Artinya: “Tidak ada Tuhan selain Allah Yang Maha Lembut dan Maha Penyantun. Maha Suci Allah pemelihara Arsy Yang Maha Agung. Segala puji bagi Allah Tuhan seru sekalian malam. Kepada-Mu lah aku memohon sesuatu yang mewajibkan rahmat-Mu dan memperoleh keuntungan pada tiap-tiap dosa. Janganlah Engkau biarkan dosa daripada diriku, melainkan Engkau ampuni dan tidak ada sesuatu kepentingan, melainkan Engkau beri jalan keluar, dan tidak pula sesuatu hajat yang mendapat kerelaan-Mu, melainkan Engkau kabulkan.
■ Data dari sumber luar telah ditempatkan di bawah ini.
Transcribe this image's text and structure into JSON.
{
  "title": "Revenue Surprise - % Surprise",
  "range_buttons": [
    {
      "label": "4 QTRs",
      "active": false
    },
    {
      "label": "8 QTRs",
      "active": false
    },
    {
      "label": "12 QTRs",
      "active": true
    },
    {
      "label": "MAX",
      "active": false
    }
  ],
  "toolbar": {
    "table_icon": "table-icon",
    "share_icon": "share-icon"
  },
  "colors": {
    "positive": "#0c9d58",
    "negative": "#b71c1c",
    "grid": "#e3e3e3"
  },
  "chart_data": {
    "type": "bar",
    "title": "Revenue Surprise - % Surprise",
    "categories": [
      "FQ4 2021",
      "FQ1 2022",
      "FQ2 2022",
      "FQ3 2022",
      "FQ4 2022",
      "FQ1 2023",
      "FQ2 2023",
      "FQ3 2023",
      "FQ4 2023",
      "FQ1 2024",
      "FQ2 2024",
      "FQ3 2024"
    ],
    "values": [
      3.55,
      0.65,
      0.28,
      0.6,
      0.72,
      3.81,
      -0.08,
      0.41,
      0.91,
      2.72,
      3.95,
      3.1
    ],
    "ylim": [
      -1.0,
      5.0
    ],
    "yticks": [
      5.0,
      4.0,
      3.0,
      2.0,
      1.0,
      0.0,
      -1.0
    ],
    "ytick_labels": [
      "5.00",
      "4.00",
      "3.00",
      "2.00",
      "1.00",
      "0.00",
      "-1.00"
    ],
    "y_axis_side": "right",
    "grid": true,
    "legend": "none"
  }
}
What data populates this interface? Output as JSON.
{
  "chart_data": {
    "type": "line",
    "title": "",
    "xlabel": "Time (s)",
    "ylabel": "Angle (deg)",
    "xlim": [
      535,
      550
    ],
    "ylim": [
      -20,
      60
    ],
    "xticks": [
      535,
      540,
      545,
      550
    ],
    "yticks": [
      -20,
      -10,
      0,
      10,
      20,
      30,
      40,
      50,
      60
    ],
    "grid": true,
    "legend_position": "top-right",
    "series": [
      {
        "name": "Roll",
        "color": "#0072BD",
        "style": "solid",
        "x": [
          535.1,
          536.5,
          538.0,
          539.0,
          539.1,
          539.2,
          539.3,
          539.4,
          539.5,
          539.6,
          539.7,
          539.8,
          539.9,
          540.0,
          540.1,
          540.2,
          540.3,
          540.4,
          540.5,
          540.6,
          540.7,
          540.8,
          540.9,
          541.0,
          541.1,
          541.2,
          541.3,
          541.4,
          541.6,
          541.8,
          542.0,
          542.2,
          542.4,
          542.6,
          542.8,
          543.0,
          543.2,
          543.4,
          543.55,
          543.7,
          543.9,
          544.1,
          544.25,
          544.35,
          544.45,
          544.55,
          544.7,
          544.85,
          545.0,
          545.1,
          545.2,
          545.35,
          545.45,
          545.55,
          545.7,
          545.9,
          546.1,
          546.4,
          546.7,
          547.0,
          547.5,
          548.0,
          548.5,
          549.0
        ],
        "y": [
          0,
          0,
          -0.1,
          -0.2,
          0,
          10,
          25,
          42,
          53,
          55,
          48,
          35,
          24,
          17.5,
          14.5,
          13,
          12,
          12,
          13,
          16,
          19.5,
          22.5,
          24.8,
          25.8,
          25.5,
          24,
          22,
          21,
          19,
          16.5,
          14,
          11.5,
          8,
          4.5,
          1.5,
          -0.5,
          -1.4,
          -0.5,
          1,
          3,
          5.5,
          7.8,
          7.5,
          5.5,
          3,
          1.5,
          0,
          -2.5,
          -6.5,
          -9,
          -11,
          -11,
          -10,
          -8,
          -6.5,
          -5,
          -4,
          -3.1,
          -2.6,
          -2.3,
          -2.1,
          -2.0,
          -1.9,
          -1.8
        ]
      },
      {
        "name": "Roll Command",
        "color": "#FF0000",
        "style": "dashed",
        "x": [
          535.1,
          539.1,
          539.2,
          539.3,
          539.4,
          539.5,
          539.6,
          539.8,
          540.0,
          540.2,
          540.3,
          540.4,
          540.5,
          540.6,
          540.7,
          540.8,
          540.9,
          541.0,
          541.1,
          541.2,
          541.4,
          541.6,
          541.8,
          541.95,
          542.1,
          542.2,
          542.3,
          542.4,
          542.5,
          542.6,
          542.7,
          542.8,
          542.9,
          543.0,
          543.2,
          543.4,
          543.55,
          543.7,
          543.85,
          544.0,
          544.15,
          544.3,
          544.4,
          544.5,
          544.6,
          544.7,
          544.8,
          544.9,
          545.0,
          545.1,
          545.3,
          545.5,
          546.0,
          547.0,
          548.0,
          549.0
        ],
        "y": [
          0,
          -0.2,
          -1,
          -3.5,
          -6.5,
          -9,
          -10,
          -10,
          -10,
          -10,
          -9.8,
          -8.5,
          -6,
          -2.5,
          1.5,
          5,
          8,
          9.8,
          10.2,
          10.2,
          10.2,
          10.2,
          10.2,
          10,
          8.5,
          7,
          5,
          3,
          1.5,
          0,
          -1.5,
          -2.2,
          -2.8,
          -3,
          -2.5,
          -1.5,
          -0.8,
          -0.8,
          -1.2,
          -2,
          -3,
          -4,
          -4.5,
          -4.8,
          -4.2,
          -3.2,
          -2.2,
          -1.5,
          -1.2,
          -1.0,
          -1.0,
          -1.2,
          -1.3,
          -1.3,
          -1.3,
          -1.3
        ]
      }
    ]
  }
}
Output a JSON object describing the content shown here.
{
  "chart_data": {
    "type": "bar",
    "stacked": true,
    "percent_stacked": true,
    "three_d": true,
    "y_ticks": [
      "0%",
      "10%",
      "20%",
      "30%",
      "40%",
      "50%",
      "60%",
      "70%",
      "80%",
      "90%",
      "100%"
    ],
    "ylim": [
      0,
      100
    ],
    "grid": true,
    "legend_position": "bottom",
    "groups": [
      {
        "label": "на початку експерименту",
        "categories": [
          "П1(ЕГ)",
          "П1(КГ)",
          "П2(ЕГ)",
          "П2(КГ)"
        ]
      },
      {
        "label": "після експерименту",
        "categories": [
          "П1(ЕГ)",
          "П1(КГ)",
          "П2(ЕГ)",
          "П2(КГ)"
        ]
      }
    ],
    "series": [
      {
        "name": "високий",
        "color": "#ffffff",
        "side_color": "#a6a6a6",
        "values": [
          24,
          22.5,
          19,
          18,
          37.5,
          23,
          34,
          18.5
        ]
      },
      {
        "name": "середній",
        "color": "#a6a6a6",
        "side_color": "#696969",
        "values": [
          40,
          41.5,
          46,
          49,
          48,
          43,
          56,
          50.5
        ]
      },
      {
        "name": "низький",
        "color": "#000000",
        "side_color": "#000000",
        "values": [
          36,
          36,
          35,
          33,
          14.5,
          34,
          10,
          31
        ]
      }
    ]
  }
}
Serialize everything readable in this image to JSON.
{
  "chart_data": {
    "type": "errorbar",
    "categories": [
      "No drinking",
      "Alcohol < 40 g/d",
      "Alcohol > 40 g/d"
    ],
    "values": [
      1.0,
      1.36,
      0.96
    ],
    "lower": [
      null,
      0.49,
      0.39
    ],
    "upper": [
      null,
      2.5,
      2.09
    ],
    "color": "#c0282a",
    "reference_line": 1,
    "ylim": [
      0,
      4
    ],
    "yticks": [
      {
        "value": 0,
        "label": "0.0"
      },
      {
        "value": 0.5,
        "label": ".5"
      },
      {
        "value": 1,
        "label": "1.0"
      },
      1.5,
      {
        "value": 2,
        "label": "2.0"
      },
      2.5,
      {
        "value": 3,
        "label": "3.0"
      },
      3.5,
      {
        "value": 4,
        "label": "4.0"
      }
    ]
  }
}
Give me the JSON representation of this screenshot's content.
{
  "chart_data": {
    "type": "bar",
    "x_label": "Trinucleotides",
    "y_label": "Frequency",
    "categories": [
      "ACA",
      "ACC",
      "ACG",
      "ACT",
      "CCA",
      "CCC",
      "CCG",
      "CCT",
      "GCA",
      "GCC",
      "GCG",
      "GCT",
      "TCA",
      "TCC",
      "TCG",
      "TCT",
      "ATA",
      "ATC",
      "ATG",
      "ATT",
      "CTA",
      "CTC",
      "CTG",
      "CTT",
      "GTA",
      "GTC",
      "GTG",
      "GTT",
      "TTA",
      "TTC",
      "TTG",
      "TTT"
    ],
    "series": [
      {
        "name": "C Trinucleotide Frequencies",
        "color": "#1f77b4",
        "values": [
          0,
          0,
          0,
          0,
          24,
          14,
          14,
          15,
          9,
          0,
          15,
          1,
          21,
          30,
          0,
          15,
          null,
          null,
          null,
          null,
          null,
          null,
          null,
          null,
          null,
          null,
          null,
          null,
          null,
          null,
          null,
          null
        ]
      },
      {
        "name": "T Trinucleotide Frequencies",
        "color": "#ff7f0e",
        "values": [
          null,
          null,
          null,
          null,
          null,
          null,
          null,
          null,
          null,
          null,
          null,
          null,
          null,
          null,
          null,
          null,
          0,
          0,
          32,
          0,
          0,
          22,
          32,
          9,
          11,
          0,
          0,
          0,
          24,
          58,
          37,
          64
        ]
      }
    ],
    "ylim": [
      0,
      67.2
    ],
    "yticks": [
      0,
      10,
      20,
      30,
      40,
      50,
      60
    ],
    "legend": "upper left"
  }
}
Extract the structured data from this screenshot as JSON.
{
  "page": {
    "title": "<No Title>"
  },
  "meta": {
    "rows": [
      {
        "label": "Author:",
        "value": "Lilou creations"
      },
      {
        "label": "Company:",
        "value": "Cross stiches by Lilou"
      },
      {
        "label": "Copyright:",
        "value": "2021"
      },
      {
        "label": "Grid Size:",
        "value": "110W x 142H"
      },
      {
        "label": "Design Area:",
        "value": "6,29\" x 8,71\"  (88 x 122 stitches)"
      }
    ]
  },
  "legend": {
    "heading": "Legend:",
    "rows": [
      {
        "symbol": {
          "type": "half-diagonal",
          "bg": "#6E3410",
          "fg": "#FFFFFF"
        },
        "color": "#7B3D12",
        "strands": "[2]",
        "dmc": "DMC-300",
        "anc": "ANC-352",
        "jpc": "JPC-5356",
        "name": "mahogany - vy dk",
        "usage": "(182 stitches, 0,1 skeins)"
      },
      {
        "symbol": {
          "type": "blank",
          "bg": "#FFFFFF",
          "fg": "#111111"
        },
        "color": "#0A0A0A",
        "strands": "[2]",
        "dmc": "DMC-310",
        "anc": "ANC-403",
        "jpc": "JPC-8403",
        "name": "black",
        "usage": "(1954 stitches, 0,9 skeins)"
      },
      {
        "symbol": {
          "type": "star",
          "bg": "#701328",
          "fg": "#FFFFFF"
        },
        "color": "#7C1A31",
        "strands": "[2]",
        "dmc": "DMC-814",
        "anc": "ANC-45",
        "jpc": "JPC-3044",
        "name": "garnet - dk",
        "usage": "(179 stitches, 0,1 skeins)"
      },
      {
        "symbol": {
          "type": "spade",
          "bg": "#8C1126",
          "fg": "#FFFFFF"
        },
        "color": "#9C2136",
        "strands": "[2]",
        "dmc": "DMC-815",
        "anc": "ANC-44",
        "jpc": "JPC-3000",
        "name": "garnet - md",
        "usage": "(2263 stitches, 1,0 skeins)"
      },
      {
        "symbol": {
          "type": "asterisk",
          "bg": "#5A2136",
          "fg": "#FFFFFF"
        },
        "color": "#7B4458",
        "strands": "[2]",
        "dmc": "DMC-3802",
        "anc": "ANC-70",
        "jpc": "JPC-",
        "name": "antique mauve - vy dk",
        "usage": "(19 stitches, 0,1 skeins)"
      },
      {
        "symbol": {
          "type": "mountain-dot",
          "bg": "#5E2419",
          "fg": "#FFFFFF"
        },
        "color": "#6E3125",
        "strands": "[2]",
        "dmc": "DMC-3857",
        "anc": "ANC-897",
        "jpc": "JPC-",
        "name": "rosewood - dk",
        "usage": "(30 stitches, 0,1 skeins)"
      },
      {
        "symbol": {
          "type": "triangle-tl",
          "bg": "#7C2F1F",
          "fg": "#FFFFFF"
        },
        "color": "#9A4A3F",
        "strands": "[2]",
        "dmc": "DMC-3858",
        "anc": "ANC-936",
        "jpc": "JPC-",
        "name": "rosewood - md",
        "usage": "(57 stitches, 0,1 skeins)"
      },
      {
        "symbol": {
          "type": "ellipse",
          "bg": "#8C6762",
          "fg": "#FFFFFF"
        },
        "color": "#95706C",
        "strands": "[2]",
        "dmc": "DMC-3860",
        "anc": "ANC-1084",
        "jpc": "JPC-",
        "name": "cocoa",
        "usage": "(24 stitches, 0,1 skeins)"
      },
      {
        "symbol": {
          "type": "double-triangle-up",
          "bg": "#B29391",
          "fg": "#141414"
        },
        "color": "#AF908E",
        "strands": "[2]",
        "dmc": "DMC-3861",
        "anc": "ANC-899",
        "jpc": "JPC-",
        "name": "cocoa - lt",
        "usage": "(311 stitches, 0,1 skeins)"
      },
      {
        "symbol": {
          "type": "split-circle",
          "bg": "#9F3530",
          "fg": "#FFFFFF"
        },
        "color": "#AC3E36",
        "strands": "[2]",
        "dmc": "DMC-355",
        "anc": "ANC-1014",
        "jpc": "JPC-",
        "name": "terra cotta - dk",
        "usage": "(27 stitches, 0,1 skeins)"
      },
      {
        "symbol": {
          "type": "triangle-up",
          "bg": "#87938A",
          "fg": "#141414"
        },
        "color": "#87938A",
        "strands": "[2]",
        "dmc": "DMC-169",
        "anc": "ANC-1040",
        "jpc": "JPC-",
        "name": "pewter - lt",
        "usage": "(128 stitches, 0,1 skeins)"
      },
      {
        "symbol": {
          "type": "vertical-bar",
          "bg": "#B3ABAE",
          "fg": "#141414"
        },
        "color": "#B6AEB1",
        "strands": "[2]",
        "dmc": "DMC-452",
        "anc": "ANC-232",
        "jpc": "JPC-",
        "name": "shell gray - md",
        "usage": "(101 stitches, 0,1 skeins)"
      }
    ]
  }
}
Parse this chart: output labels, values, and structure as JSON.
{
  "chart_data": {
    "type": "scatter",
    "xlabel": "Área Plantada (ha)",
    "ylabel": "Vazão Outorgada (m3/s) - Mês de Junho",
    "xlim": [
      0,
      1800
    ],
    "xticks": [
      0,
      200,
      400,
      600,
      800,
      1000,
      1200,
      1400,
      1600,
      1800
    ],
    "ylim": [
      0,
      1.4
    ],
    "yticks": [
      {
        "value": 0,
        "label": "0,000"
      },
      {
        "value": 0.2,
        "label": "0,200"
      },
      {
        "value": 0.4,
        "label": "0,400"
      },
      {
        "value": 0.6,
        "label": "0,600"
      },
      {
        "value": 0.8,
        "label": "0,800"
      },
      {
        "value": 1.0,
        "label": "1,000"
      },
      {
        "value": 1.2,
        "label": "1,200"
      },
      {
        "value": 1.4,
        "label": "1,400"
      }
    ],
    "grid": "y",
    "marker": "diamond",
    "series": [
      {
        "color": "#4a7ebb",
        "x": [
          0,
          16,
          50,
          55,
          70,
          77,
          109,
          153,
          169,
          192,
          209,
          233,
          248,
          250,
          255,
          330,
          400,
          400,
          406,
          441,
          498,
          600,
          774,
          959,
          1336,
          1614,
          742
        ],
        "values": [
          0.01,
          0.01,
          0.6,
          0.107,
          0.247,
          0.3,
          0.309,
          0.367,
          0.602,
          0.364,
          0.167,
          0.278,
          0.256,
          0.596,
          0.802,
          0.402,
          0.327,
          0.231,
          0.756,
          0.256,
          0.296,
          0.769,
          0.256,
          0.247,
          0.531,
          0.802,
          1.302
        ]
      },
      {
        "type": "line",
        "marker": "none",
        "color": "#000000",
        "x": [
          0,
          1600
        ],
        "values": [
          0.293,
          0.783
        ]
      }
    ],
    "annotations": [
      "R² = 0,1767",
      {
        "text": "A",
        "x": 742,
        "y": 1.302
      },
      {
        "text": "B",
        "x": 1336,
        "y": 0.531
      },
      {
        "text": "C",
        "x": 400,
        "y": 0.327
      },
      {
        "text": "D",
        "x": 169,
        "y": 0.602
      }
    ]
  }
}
Wahai Tuhan Yang Maha Pengasih Dan Penyayang.”
Ikhtiar, Doa, dan Harapan
Doa cepat hamil setelah keguguran bukan sekadar rangkaian bacaan, melainkan bentuk kepasrahan dan kepercayaan penuh kepada Allah SWT. Namun, doa sebaiknya berjalan beriringan dengan ikhtiar lahiriah seperti menjaga kesehatan, pola makan seimbang, serta berkonsultasi dengan tenaga medis.
Semoga Allah SWT menguatkan hati para ibu dan pasangan, mengganti kehilangan dengan kebahagiaan, serta mengaruniakan keturunan yang sehat, saleh, dan salihah pada waktu terbaik menurut-Nya. Aamiin.